When the sun had made it's plunge (or, when the sun stayed exactly in the same place it's always been and we danced around it) Chris and I loitered in the square for some time, watching the Key West locals do their infamous street shows: juggling fire, eating fire, and extricating themselves from a tangled mess of locked chains and a strait jacket by writhing like epileptics and loudly (and purposefully) dislocating shoulders. I vaguely remember  the details of these freak shows when I was younger, but I clearly remember feeling terrified by them. Now I know why. Once the darkness of night made the shows harder to witness we meandered back to Duval Street and sloooooowly made our way home to our rented room.

We took a slight detour from the main street and found ourselves in front of Captain Tony's Saloon. It was practically empty but there was live music, a long, oval bar in the center of the dim saloon, and a tree growing right through the roof, inviting us in without fear of pretense - we knew exactly what we were getting. There were dollar bills and business cards saturated with scribbles stapled to every available inch of the establishment, along with discarded bras from seemingly large chested, and possibly fat, intoxicated women of time's past; no Victoria's Secret leopard print hanging there. We each had a beverage, or two, and then continued on our leisure stroll home. 

We later discovered that Captain Tony's Saloon used to be called Sloppy Joe's and that it was one of Hemingway's most frequented haunts when he lived in Key West during the 1930s. The saloon claims that many of the bar's regulars during Hemingway's time as a patron would later become characters in his books. In fact, he loved Sloppy Joe's (aka Captain Tony's Saloon) so much that when the owner decided to move it to another location with cheaper rent down the street, Hemingway paid to have the men's urinal taken from the bar's bathroom and resurrected into his own home, where his wife tried to camouflage it as a decorative fountain.

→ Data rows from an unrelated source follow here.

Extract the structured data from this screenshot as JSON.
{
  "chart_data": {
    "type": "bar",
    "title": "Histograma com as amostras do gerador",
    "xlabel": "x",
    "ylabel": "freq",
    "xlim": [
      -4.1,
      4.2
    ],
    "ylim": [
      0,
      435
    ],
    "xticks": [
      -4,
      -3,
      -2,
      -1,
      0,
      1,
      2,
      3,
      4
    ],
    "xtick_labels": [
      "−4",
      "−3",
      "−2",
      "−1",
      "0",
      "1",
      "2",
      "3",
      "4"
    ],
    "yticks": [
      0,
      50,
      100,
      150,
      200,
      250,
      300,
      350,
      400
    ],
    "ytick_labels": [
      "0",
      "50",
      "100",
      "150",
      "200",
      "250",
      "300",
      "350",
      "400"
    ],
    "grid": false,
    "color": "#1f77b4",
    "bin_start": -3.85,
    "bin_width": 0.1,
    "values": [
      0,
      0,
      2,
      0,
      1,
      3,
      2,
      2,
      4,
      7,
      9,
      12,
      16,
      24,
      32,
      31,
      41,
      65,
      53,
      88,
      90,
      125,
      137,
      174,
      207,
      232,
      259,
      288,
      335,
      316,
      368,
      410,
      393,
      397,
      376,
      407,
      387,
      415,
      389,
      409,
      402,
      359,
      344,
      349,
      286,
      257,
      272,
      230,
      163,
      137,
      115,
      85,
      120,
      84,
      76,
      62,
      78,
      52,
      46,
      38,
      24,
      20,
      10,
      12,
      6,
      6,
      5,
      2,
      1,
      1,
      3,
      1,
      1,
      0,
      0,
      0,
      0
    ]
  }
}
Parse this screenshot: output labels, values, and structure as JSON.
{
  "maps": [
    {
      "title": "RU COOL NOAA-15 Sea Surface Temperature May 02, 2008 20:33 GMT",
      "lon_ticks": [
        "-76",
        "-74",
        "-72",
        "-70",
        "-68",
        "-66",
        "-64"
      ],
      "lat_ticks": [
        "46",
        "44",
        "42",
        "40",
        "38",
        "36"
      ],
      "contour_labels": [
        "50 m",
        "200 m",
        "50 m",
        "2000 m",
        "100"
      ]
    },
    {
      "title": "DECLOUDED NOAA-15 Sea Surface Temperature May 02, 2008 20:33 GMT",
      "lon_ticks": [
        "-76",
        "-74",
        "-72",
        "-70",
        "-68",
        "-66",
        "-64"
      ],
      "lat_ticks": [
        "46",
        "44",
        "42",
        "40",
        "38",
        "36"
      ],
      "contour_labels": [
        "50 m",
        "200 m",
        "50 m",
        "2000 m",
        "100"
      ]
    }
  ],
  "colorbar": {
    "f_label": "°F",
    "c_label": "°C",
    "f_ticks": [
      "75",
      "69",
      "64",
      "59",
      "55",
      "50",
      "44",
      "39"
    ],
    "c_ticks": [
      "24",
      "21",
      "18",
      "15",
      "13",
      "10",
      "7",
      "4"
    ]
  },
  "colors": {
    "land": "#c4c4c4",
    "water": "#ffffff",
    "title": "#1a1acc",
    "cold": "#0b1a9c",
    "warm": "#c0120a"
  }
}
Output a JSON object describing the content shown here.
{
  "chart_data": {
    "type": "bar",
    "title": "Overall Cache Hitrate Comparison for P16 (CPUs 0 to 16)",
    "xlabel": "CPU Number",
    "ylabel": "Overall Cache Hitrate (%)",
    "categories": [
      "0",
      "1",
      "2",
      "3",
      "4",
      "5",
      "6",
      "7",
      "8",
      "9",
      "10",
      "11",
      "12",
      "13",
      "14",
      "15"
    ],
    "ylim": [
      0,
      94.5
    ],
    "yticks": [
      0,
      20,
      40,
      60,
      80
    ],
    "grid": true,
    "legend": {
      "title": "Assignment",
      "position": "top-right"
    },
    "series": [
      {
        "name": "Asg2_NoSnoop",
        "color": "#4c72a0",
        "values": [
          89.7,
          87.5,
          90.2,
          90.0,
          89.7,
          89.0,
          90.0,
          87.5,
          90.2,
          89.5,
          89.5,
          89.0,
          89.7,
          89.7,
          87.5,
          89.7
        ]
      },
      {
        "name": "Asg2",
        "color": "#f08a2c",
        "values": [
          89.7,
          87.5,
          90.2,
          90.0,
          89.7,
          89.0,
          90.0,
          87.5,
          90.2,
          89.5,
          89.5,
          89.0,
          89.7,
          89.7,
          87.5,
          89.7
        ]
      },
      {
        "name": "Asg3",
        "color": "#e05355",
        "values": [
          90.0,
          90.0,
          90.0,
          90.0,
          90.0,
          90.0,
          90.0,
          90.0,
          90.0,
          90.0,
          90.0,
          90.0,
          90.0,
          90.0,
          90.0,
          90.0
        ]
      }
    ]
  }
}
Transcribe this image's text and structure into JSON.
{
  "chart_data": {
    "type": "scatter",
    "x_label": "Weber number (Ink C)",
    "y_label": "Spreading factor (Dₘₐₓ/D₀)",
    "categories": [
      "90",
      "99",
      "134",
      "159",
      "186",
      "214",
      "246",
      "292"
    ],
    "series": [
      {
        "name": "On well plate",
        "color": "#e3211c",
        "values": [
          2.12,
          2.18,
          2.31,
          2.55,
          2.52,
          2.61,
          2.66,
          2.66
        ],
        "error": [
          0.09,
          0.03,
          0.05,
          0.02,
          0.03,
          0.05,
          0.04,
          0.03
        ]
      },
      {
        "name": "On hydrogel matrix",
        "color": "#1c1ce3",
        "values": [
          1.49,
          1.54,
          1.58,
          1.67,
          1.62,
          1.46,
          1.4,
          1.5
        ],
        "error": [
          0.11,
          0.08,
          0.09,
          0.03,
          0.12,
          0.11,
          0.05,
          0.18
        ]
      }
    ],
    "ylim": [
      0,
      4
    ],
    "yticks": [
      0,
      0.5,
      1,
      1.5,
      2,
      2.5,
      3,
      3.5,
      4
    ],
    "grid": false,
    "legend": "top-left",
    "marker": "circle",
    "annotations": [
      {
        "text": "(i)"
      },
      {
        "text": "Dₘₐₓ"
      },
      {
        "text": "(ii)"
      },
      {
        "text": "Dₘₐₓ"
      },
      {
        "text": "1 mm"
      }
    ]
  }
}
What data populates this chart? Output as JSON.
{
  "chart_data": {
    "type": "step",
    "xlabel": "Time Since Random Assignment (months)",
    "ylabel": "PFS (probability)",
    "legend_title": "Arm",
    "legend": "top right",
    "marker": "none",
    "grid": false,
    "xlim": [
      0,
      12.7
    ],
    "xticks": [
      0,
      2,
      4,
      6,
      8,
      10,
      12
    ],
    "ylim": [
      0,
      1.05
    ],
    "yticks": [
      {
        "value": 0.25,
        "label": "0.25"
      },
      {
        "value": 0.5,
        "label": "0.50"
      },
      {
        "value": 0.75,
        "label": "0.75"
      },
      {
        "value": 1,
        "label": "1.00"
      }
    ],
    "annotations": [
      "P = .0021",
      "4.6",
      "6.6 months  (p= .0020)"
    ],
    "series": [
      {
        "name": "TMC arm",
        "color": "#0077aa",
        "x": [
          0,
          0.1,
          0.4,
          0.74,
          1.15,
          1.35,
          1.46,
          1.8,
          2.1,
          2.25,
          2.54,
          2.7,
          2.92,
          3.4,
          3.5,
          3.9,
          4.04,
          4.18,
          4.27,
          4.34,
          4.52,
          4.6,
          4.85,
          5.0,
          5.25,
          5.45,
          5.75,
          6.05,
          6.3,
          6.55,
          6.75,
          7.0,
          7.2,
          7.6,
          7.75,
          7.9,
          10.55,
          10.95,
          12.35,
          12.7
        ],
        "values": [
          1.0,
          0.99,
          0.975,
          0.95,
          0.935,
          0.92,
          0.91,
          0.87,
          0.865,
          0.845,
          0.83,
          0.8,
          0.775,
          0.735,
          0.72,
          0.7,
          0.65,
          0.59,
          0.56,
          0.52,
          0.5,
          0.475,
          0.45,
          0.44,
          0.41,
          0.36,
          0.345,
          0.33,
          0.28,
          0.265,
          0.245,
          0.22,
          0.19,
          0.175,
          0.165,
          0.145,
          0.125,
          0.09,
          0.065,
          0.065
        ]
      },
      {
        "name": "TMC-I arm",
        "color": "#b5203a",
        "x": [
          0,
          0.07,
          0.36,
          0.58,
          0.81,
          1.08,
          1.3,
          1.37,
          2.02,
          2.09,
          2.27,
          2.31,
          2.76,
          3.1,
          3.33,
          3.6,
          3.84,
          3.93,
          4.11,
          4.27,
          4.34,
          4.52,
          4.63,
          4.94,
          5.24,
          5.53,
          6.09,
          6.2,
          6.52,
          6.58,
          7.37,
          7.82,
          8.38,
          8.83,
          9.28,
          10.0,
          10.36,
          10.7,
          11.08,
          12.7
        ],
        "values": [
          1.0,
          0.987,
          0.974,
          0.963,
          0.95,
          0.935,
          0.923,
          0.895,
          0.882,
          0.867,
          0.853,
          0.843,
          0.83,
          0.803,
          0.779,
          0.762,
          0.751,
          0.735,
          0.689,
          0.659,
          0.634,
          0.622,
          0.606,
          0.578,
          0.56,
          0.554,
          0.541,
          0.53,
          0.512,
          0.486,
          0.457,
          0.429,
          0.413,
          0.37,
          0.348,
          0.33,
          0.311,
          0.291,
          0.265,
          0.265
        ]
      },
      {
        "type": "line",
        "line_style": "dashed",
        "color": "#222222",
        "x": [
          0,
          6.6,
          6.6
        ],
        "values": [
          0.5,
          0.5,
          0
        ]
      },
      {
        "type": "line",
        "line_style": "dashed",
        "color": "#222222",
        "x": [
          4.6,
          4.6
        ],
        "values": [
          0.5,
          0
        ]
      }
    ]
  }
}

Now knowing the history of the old bar makes me eager to go back and sit awhile longer, in an attempt to channel Hemingway's energy (which shouldn't be too hard - just a few scotch and sodas aught to do it).

Before making it back to our room we stopped at Vino's on Duval, whose cozy front porch, slightly elevated above busy Duval Street, looked perfect for people watching with a glass of red wine. Half an hour later we were back on the road, this time searching for dinner. We walked straight past our turn off and finally settled into Banana Cafe for French food and more wine. We sat by a huge, open window where we continued enjoying each other's company, along with the sights and sounds of Saturday night in Key West. Full bellies later we floated home and into sleep.











4 comments:

Anonymous said...

Oh the simple things... Key West seemed to be a time machine to those Hemingway times where the options were few but not inferior nor to be discounted. Good times indeed.

Can't wait for part II.

C

Anonymous said...

Very interesting, as always. You got the inability to wait in line for your turn among the tourists from me. That is why I never have good photos from tourist traps.
Pop

Ana Lucia said...

Sounds like you had fun, good! you both deserved it.
As I read it many memories came back with a good dose of nostalgia.
Thanks for sharing

Krista said...

I love the foodie in you two! What a fun, relaxing and romantic trip.